Al final, a escasos metros sobre ellos, se decidió a hacerlo, llevado por el miedo a que ella no respondiera lo suficientemente rápido, y presenciar a Granger ser aplastada por el tejado. Apuntó sobre su cabeza, y desvió los sólidos materiales a un extremo. Tenía que sacarla de ahí, en medio del deshecho salón de runas antiguas. Cualquiera podría venir ahora y matarlos a ambos. Se acercó presuroso, y zarandeó un poco a la chica, antes de determinar que eso era inútil, ya que no reaccionaba. Con un jadeo, la arrastró hasta un extremo de la habitación, parcialmente oculta por un telón medio quemado. Era una especie de cornisa de ventana grande, pero en lugar de cristales, había un espacio en blanco. Seguramente, ahí habría estado un cuadro. Draco se recostó contra la pared; la idea de dejarla ahí e irse corriendo era tentadora. Dejó de serlo en cuanto la bruja se dejó caer contra su pecho, llorando a lágrima viva. Enterró la cara contra él, y ensució su túnica con lamentos incontenibles. De alguna forma, el rubio se alegró de que ella ahogara el llanto en sus ropas, de manera que nadie podría escucharla. ¿Y ahora qué?
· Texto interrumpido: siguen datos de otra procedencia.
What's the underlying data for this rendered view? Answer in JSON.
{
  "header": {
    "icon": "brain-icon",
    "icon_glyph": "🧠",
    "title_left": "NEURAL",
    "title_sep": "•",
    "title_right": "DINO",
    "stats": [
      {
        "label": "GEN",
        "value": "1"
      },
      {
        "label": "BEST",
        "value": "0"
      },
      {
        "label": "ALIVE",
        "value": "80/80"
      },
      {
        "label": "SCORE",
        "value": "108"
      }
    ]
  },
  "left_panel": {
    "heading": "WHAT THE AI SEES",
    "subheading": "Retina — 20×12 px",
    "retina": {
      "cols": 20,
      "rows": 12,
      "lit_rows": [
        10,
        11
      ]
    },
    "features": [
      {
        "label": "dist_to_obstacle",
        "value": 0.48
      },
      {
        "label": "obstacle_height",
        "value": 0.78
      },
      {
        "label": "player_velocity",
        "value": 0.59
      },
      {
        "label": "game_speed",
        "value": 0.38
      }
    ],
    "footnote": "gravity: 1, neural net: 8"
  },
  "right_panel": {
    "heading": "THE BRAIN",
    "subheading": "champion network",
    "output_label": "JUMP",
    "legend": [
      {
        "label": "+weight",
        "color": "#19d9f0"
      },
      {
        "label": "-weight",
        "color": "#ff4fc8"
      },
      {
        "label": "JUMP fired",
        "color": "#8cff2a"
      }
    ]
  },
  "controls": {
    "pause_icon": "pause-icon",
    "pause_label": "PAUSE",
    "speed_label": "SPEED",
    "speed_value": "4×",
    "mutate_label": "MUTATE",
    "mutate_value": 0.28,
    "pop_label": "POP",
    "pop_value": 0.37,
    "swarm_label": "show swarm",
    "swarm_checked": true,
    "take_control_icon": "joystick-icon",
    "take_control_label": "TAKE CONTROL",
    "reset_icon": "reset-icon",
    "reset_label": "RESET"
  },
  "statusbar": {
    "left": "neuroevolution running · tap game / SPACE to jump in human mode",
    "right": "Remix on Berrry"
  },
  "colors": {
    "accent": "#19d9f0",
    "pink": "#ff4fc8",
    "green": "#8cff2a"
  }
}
Ahora, la envolvió en ese abrazo que él tanto necesitaba.

Todos esos años embotellando sus sentimientos, dejando que le hicieran daño desde el fondo de su ser, fueron echados vilmente por la borda, cuando la apretó contra él y dejó que unas silenciosas pero abundantes gotas saladas se mezclaran entre sus rizos enmarañados. Fijó la vista a un punto indefinido de la pared delantera, mientras era consciente de cada latido que emanaba de la contraria.

Una voz retumbó en sus cráneos. Una voz que no era bienvenida. Una voz que exigía que el niño-que-vivió- diera la cara. Momentáneamente, Los sollozos de ambos pararon. Ambos tenían los ojos hinchados y rojizos cuando cruzaron las miradas. Con tranquilidad, Hermione se deshizo de su abrazo, y salió de la cornisa, de la protección de la cortina chamuscada, y de esas sensaciones de protección y complicidad que el chico le había brindado. Antes de marcharse, dirigió una mirada apenada al mago, y masculló un escuálido "gracias". Los dos prometieron internamente guardarse ese pequeño momento de debilidad. Guardar su secreto como un pequeño tesoro, que no estaban dispuestos a compartir con nadie más. Y aunque siguieran caminos separados, siempre recordarían el que hizo que, por un instante, la vida dejara de doler. Esa vez en que ambos abrazaron a alguien roto, sin importarles el riesgo de cortarse con los pedazos.

Esa fue su manera de volverse inolvidables.